Tony held a strong determination to make a positive impact on the lives of others.

Inspired by Captain Tom, who walked 10 km to support Evelina London Children’s Hospital, where he was saved at just 41 days old, Tony embarked on his own journey. Initially aiming to raise around $563, Tony exceeded expectations by raising $2.2 million through a sponsored walk within a few months.

But Tony’s determination didn’t end there. Setting new physical challenges for himself, Tony conquered Orrest Head on the shores of Lake Windermere, with mountaineer Hari Budha Magar.

Paula Hudgell, Tony’s adoptive mother, expressed how deeply emotional it was when Tony received a surprise visit from Mr. Budha Magar, who made history as the first double above-the-knee amputee to summit Everest. “Hari is a superhero, the same as Tony,” she remarked. “And it just shows that, being differently abled, what you can achieve. You can achieve anything if you just put your mind to it.”

Paula also described the experience of witnessing her son reach the summit as “absolutely incredible.” She remarked, “Anybody who knows Tony knows that he is a complete whirlwind. He’s a force to be reckoned with.”
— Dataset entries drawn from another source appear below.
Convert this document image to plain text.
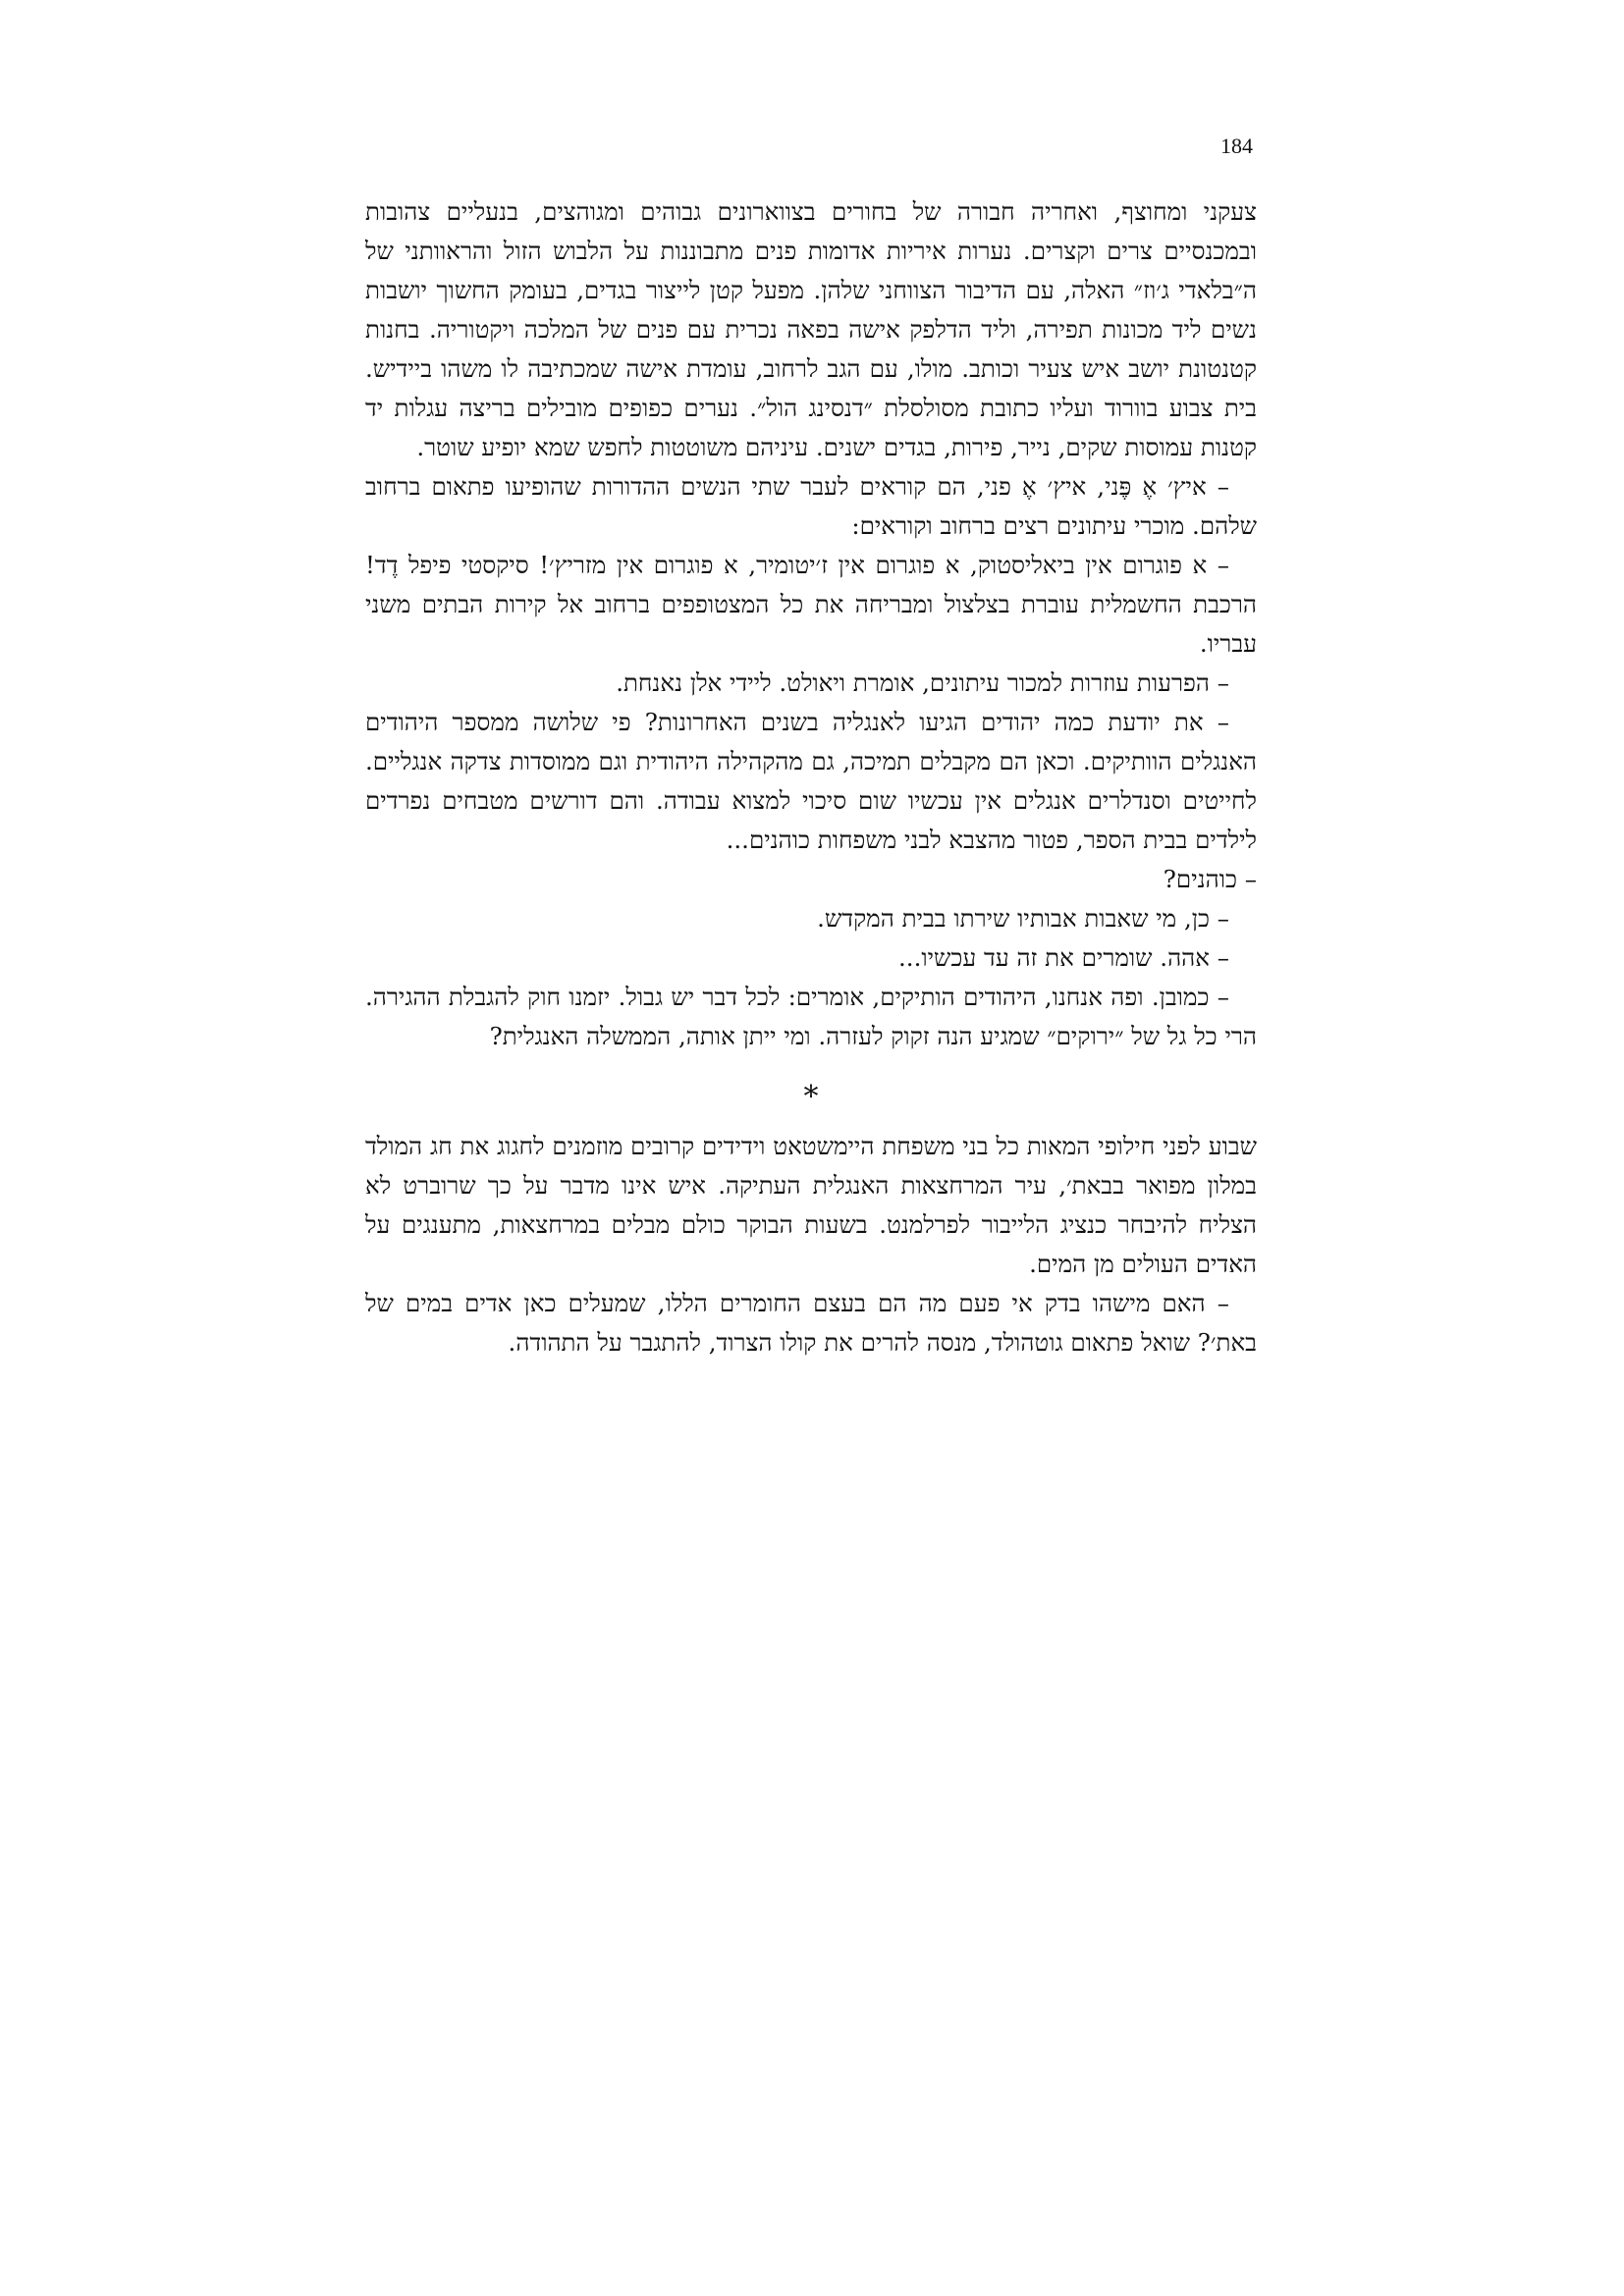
184

צעקני ומחוצף, ואחריה חבורה של בחורים בצווארונים גבוהים ומגוהצים, בנעליים צהובות ובמכנסיים צרים וקצרים. נערות איריות אדומות פנים מתבוננות על הלבוש הזול והראוותני של ה״בלאדי ג׳וז״ האלה, עם הדיבור הצווחני שלהן. מפעל קטן לייצור בגדים, בעומק החשוך יושבות נשים ליד מכונות תפירה, וליד הדלפק אישה בפאה נכרית עם פנים של המלכה ויקטוריה. בחנות קטנטונת יושב איש צעיר וכותב. מולו, עם הגב לרחוב, עומדת אישה שמכתיבה לו משהו ביידיש. בית צבוע בוורוד ועליו כתובת מסולסלת ״דנסינג הול״. נערים כפופים מובילים בריצה עגלות יד קטנות עמוסות שקים, נייר, פירות, בגדים ישנים. עיניהם משוטטות לחפש שמא יופיע שוטר.

– איץ׳ אֶ פֶּני, איץ׳ אֶ פני, הם קוראים לעבר שתי הנשים ההדורות שהופיעו פתאום ברחוב שלהם. מוכרי עיתונים רצים ברחוב וקוראים:

– א פוגרום אין ביאליסטוק, א פוגרום אין ז׳יטומיר, א פוגרום אין מזריץ׳! סיקסטי פיפל דֶד! הרכבת החשמלית עוברת בצלצול ומבריחה את כל המצטופפים ברחוב אל קירות הבתים משני עבריו.

– הפרעות עוזרות למכור עיתונים, אומרת ויאולט. ליידי אלן נאנחת.

– את יודעת כמה יהודים הגיעו לאנגליה בשנים האחרונות? פי שלושה ממספר היהודים האנגלים הוותיקים. וכאן הם מקבלים תמיכה, גם מהקהילה היהודית וגם ממוסדות צדקה אנגליים. לחייטים וסנדלרים אנגלים אין עכשיו שום סיכוי למצוא עבודה. והם דורשים מטבחים נפרדים לילדים בבית הספר, פטור מהצבא לבני משפחות כוהנים...

– כוהנים?

– כן, מי שאבות אבותיו שירתו בבית המקדש.

– אהה. שומרים את זה עד עכשיו...

– כמובן. ופה אנחנו, היהודים הותיקים, אומרים: לכל דבר יש גבול. יזמנו חוק להגבלת ההגירה. הרי כל גל של ״ירוקים״ שמגיע הנה זקוק לעזרה. ומי ייתן אותה, הממשלה האנגלית?

*

שבוע לפני חילופי המאות כל בני משפחת היימשטאט וידידים קרובים מוזמנים לחגוג את חג המולד במלון מפואר בבאת׳, עיר המרחצאות האנגלית העתיקה. איש אינו מדבר על כך שרוברט לא הצליח להיבחר כנציג הלייבור לפרלמנט. בשעות הבוקר כולם מבלים במרחצאות, מתענגים על האדים העולים מן המים.

– האם מישהו בדק אי פעם מה הם בעצם החומרים הללו, שמעלים כאן אדים במים של באת׳? שואל פתאום גוטהולד, מנסה להרים את קולו הצרוד, להתגבר על התהודה.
Tony expressed his admiration for Hari, stating, “I want to do Everest because we know someone who has done it, Hari. He made me want to do it.” Tony also revealed plans to climb Scafell Peak, England’s highest and most prominent peak, opting for the harder route down.

He is the youngest person to receive a British Empire Medal.

Tony’s journey serves as an inspiration to overcome challenges by setting courageous goals. At just 9 years old, Tony’s advocacy for tougher sentences for child maltreatment led to him being awarded the British Empire Medal by the King of Britain. Despite his excitement about receiving the prestigious award at Buckingham Palace, Tony remains committed to working even harder for societal betterment.

Paula said, “It’s nice, as he does not want any other child to suffer like he did. I am very proud of him, and it’s a wonderful legacy for him.” She also mentioned that Tony was proud and very excited when he found out about the award.

In 2020, Tony received a Pride of Britain award, further cementing his status as a beacon of inspiration. His determination to heal, help, inspire, and even conquer Everest against all odds serves as a powerful reminder that courage and tenacity can overcome any obstacle.